The Art of Forgetting by Peter Palmieri primarily follows the story of Lloyd Copeland, a charismatic assistant professor spending his days chasing high-class med student flings when he’s not blowing students away in his rare case of successful ‘cool teacher’ lectures.
To outsiders he has everything to look forward to and nothing to regret, but beneath his veneer of success and boyish charms, his “feigned nonchalance” hides a desperate hidden struggle against something that threatens to swallow his life as it has his family generations before him: a struggle against a memory loss and dementia which runs in his family, something which had lead to the trauma of his father’s death several years prior, something he feels he is obligated if not fated to find a cure for.
On the cusp of a breakthrough, he meets his first exception to his rules about women in a long time, who threatens to tear down his emotional walls with a disturbing ease, and from here begins a whirlwind of romance and danger as his life’s work and his one lifeline to the future begins slipping from underneath him, his family and friends with it.

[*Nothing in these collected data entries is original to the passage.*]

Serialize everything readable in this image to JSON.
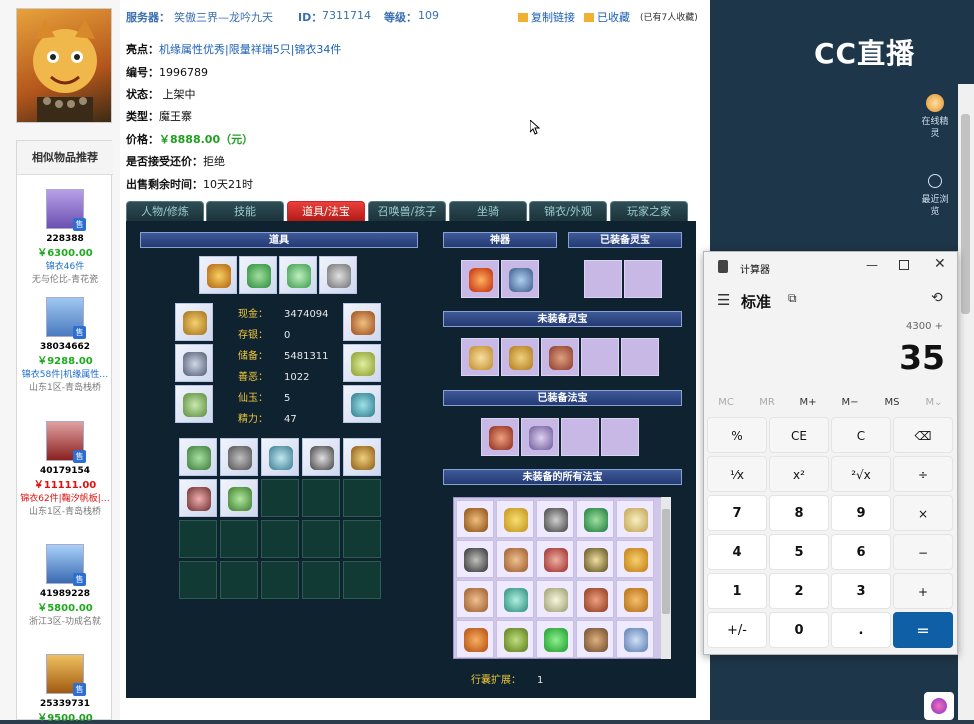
{
  "seller": {
    "server_label": "服务器：",
    "server_value": "笑傲三界—龙吟九天",
    "id_label": "ID：",
    "id_value": "7311714",
    "level_label": "等级：",
    "level_value": "109",
    "copy_link": "复制链接",
    "favorited": "已收藏",
    "favorites_count": "(已有7人收藏)"
  },
  "details": {
    "highlight_label": "亮点：",
    "highlight_value": "机缘属性优秀|限量祥瑞5只|锦衣34件",
    "number_label": "编号：",
    "number_value": "1996789",
    "status_label": "状态：",
    "status_value": "上架中",
    "type_label": "类型：",
    "type_value": "魔王寨",
    "price_label": "价格：",
    "price_value": "￥8888.00（元）",
    "bargain_label": "是否接受还价：",
    "bargain_value": "拒绝",
    "remaining_label": "出售剩余时间：",
    "remaining_value": "10天21时"
  },
  "similar": {
    "title": "相似物品推荐",
    "sale_tag": "售",
    "items": [
      {
        "id": "228388",
        "price": "￥6300.00",
        "desc": "锦衣46件",
        "server": "无与伦比-青花瓷",
        "price_red": false,
        "desc_red": false
      },
      {
        "id": "38034662",
        "price": "￥9288.00",
        "desc": "锦衣58件|机缘属性…",
        "server": "山东1区-青岛栈桥",
        "price_red": false,
        "desc_red": false
      },
      {
        "id": "40179154",
        "price": "￥11111.00",
        "desc": "锦衣62件|鞠汐帆板|…",
        "server": "山东1区-青岛栈桥",
        "price_red": true,
        "desc_red": true
      },
      {
        "id": "41989228",
        "price": "￥5800.00",
        "desc": "",
        "server": "浙江3区-功成名就",
        "price_red": false,
        "desc_red": false
      },
      {
        "id": "25339731",
        "price": "￥9500.00",
        "desc": "",
        "server": "",
        "price_red": true,
        "desc_red": false
      }
    ]
  },
  "tabs": [
    "人物/修炼",
    "技能",
    "道具/法宝",
    "召唤兽/孩子",
    "坐骑",
    "锦衣/外观",
    "玩家之家"
  ],
  "panel": {
    "props_header": "道具",
    "shenqi_header": "神器",
    "equipped_lingbao_header": "已装备灵宝",
    "unequipped_lingbao_header": "未装备灵宝",
    "equipped_fabao_header": "已装备法宝",
    "all_fabao_header": "未装备的所有法宝",
    "stats": [
      {
        "label": "现金：",
        "value": "3474094"
      },
      {
        "label": "存银：",
        "value": "0"
      },
      {
        "label": "储备：",
        "value": "5481311"
      },
      {
        "label": "善恶：",
        "value": "1022"
      },
      {
        "label": "仙玉：",
        "value": "5"
      },
      {
        "label": "精力：",
        "value": "47"
      }
    ],
    "bag_expand_label": "行囊扩展：",
    "bag_expand_value": "1"
  },
  "cc": {
    "logo": "CC直播",
    "online_elf": "在线精灵",
    "recent": "最近浏览"
  },
  "calculator": {
    "title": "计算器",
    "mode": "标准",
    "expression": "4300 +",
    "display": "35",
    "memory": [
      "MC",
      "MR",
      "M+",
      "M−",
      "MS",
      "M⌄"
    ],
    "keys": [
      [
        "%",
        "CE",
        "C",
        "⌫"
      ],
      [
        "¹⁄x",
        "x²",
        "²√x",
        "÷"
      ],
      [
        "7",
        "8",
        "9",
        "×"
      ],
      [
        "4",
        "5",
        "6",
        "−"
      ],
      [
        "1",
        "2",
        "3",
        "+"
      ],
      [
        "+/-",
        "0",
        ".",
        "="
      ]
    ]
  },
  "colors": {
    "accent_green": "#1ea01e",
    "accent_red": "#e01010",
    "tab_active": "#d12a25",
    "calc_equals": "#0f5fa6"
  }
}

The Art of Forgetting gives the sense of an author who has done his reading, with intimate but succinct detailing of every person, every location and every relevant fact put forward. Palmieri’s background really shows through and is obviously heartfelt. Each character feels unique in their own way, from clinical-minded perverts with a charm that feels natural to devoted Catholics with clear worries and regrets, with a well-painted cast in between who bounce conversation and action back and forth easily, making the read seem very real, believable and current.
Admittedly, reliance on these few current references and research could easily cause the book to become dated to sharp minds sooner than others, especially when its explanations occasionally border on science fiction with jargon that seems more akin to an episode of Star Trek. If words like “hippocampus” and “prions” pass you by, you might find things difficult to understand at times, but the heart of the story continues to be felt throughout and these moments make up only a fraction of the discourse. Occasionally a more skeptical reader may find a situation a little convenient or that the character of Lloyd may find himself a bit luckier than belief as the story waxes lyrical in the romantic at times, daring to flirt with the classics with lines like “an unspoken intimacy. An inexplicable bond” that occasionally feel out of place, but fit the genre and tone relatively well.
Characters and situations nonetheless seem balanced and real, with believable motivation and, at least in context of the story, believable lives. At heart the story is a personal struggle of a character you have to learn to like – demons included, and eventually hope to see succeed both on a personal level and to see goals achieved. The characters grow for better and worse and despite the level of detail given in every sentence the book is well-paced – this pacing may feel a bit confusing at first, but to readers who persist each chapter ties together well. At 47 chapters the book never feels too long or too short and delivers satisfactory pay-offs for the majority of the tension it builds, be it romantic or dramatic.
The author’s strengths and interests have wrought a very sincere and erudite book overall – well worth a read to anyone who may find this description intriguing.